I couldn’t say no, though I did try at least four times. But our host was insistent I was going to get behind the wheel of his $90,000 Tesla Model S car, and hit the streets of Palo Alto in Silicon Valley. As I slipped into the leather seats and powered up the system, its vast touch screen display showed me maps with traffic updates, a rear view camera and more information about the torque, weight distribution and a whole host of updates I didn’t know even existed.
Pressing the ignition button, and pulling away in silence was a disconcerting experience, as was the fact the acceleration was perfectly smooth and seemingly unending. I ran out of road before I ran out of the opportunity to accelerate. Tesla Motors was founded in 2003 by a group of engineers who wanted to prove that electric cars could be better than gasoline-powered cars.They are huge in California and what they produced in people was something powerful I wished I could bottle. At the very least I can pass on here what I learned in what I would like to call the Tesla Test, with four quick questions for the Church.
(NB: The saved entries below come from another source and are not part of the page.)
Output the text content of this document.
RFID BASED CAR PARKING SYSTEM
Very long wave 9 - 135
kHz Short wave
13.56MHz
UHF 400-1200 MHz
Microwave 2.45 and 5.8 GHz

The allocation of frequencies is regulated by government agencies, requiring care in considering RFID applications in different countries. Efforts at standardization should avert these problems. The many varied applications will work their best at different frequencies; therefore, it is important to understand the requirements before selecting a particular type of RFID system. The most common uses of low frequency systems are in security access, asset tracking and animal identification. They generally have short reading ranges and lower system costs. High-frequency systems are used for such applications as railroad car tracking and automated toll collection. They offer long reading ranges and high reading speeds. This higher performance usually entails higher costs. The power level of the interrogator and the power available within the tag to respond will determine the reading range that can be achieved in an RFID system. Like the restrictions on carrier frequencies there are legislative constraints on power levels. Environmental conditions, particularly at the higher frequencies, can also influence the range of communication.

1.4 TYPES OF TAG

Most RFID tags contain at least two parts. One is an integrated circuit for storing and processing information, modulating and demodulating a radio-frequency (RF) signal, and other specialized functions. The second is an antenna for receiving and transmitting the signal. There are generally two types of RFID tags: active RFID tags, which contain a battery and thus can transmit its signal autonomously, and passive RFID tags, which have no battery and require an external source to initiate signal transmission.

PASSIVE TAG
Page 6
1. Is there a refusal to accept the status quo?
You can’t help but admire Tesla’s vision. In a nation dominated by gas guzzlers (two of the cars I travelled in during my brief visit to California had 5.4 litre engines), Tesla decided to launch the world’s first electric sports car: the Tesla Roadster. In an electric vehicle market dominated by affordable commuter models, Tesla aimed at the high end luxury car market. Elon Musk, the company’s bold CEO, explained that he was competing with “150 years and trillions of dollars spent on gasoline cars.” For most of us, that level of challenge to the status quo and that number of hurdles to cross would have quickly sunk us and our enthusiasm. But for Musk the challenge seemed to energise him.
I would love to see this never-say-die spirit in our churches. A go-get-it attitude that does not settle for accepted norms, but aims to change the culture. We have been given a picture of the future of humanity in the Bible, the coming Kingdom of God, which should propel us forwards with even greater confidence than Musk could ever muster. It is not too late for a disruptive innovation in the way that the Church relates to our culture, or the way the gospel is communicated. It’s time for some kingdom dreamers to start making dreams a reality.